La porte ouverte du wagon de marchandises laisse apparaître une montagne de ... ? charbon ? Pierres ? A première vue, on n'identifie pas de quoi il s'agit. Un liquide en coule et quelques uns de ces objets sont encore colorés. Un phylactère : « Hhh... Quelle odeur. »
C'est ainsi que commence le roman graphique de
Thomas Azuelos. Il nous ramène en 1939 à Cerbère, une ville frontalière entre l'Espagne et la France.
Une grande vignette en plongée survole le réseau ferroviaire. L'écartement des rails n'est pas le même dans les deux pays. de sorte que les trains qui apportent des fruits d'Espagne s'arrêtent là. Ce sont les « orangères » qui sont chargées de les transborder vers des convois français.
En mars 1939, c'est la « retirada », l'exode des républicains espagnols poursuivis par les troupes franquistes. La ville est bombardée, les activités à l'arrêt. Ainsi s'explique cette énigmatique première planche. le wagon est rempli d'oranges pourries.
Ce climat délétère et étrange de fin du monde, on le retrouve tout au long de cette histoire dans laquelle on croise des tas de personnages tous plus bizarres les uns que les autres : parmi les orangères révoltées, il y a Montse, la rebelle, la vieille Mousseigne, qui ne parle guère, mais n'en pense pas moins. Un peintre qui a l'air fou. Il compose une gigantesque fresque et représente des cadavres nus qu'il trouve sur le bord de la route. Il est amoureux de la belle Montse. Un cuisinier qui est arrivé blessé avec une colonne de réfugiés. Et bien d'autres qui se croisent dans un grand hôtel abandonné sur les hauteurs de la ville.
Les dessins sont très agressifs : gros plans sur des yeux déments, cernés, couleurs très sombres : noir, gris, verdâtre, un peu de jaune. le climat est malsain : mouches, rats, dépouilles, l'orage et les éclairs effrayants et surtout l'hôtel, qui ressemble à un navire échoué sur la colline. On dirait que tout le monde s'est donné rendez-vous à cet endroit. le cuisinier blessé s'y établit. Il nettoie l'office rempli de détritus en putréfaction, il va pêcher et prépare de la nourriture. Il accueille un blessé, un juif allemand qui protège le traité philosophique qu'il a écrit et prend bien trop de morphine. Il se sent rejeté et poursuivi par tous les camps. Des Russes sont à sa recherche, des révolutionnaires espagnols attendent un passeur et des armes. En fait, ce lieu qui paraît abandonné grouille de monde. Il s'oppose à une sorte de buisson, comme une fleur gigantesque, au coeur duquel Montse retrouve le peintre qui veut, avec son portrait, représenter «
toute la beauté du monde ».
Il est vrai que cet album est très esthétique, mais il ne m'a pas plu. J'ai d'abord eu l'impression de ne rien comprendre et de me perdre dans un imbroglio politique. J'ai dû entamer des recherches sur cette ville que je ne connaissais pas, mais qui existe bel et bien, ce qui m'a permis de constater à quel point
Thomas Azuelos avait respecté la réalité des lieux, en particulier de cet improbable hôtel, qui domine toujours la région.

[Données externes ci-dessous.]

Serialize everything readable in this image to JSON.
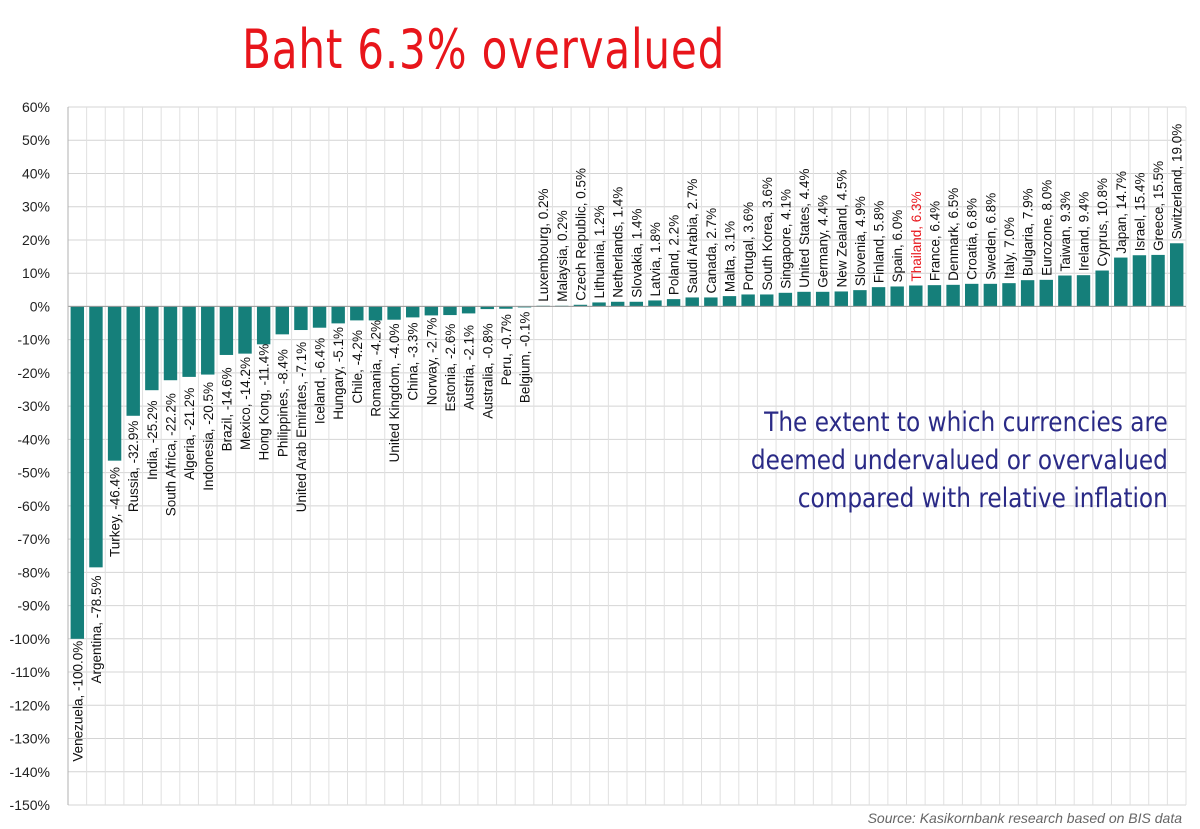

Je savais qu'il y avait eu des différences d'écartement de rails entre différents pays, ce qui causait d'énormes problèmes, puisqu'il fallait changer de convoi à la frontière. Mon père, cheminot passionné, nous en avait parlé. Mais je ne connaissais pas cet épisode qui suit la guerre d'Espagne.
J'ai trouvé l'histoire trop confuse, trop sombre, avec des personnages torturés et des traits menaçants. L'atmosphère est tendue, électrique à l'image des éclairs qui cernent le bâtiment. On se croirait plongé en pleine apocalypse. Bref, malgré ses indéniables qualités, ce n'était pas un album pour moi.